In April, Parliament representatives from Kivu asked the government to drive out the Banyamulenge from their homeland to make room for a military base in the region. Since June, violence and brutality have escalated. The government-directed coalition has burned over 18 villages in the mountains of South Kivu. Military groups are raping, looting,torturing, murdering and even eating those they kill. Over 10,000 Banyamulenge have fled into the forest and remain without food, shelter, medical assistance and without any humanitarian aid.

The Congolese government conducts this campaign of violence under the pretense of combating 47 alleged insurgents. However, the 8,000 national troops dispatched suggest a different motive. In ordering this violence, Kabila is attempting to fulfill his campaign promise to rid the Congo of all Congolese Tutsis, particularly the Banyamulenge.

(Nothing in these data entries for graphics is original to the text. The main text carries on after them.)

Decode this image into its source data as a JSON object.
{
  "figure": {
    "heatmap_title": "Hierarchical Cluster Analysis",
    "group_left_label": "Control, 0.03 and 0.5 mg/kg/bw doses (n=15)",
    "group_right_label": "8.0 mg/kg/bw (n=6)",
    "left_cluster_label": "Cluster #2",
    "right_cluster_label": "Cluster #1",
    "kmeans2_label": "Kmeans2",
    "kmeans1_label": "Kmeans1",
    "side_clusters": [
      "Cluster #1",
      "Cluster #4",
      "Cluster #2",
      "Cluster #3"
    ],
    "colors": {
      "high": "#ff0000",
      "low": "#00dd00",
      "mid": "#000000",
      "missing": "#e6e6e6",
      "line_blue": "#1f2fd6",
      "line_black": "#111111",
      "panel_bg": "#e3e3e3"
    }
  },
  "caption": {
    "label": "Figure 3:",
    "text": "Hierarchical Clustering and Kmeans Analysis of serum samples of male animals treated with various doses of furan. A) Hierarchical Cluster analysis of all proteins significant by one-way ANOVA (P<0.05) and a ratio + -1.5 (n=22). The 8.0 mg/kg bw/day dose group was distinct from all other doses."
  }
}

To confuse public opinion, nationally and internationally, Kabila has bribed General Patrick Masunzu, a Banyamulenge, to carry out this disguised plan to attack against Masunzu’s own people.

In 1996, 1998, 2002 and 2004, the Banyamulenge were massacred, robbed of their homes and goods, and the women and girls savagely raped. In August 2004, a coalition of Congolese soldiers, Interahamwe, and Hutu Burundi rebels (FNL), brutally killed 164 Banyamulenge refugees in the Gatumba refugee camp outside Bujumbura, Burundi, and maimed 161 more. Victims were hacked with machetes or burned to death. The petrators burned the food supply of the survivors.

The long-standing persecution of the Congolese Tutsis has created more than 50,000 Banyamulenge refugees worldwide. In addition to Maine, the Banyamulenge Diaspora is found in Rwanda, Tanzania, Burundi, Kenya,Uganda, Canada, and throughout Europe, as well several other communities in the United States.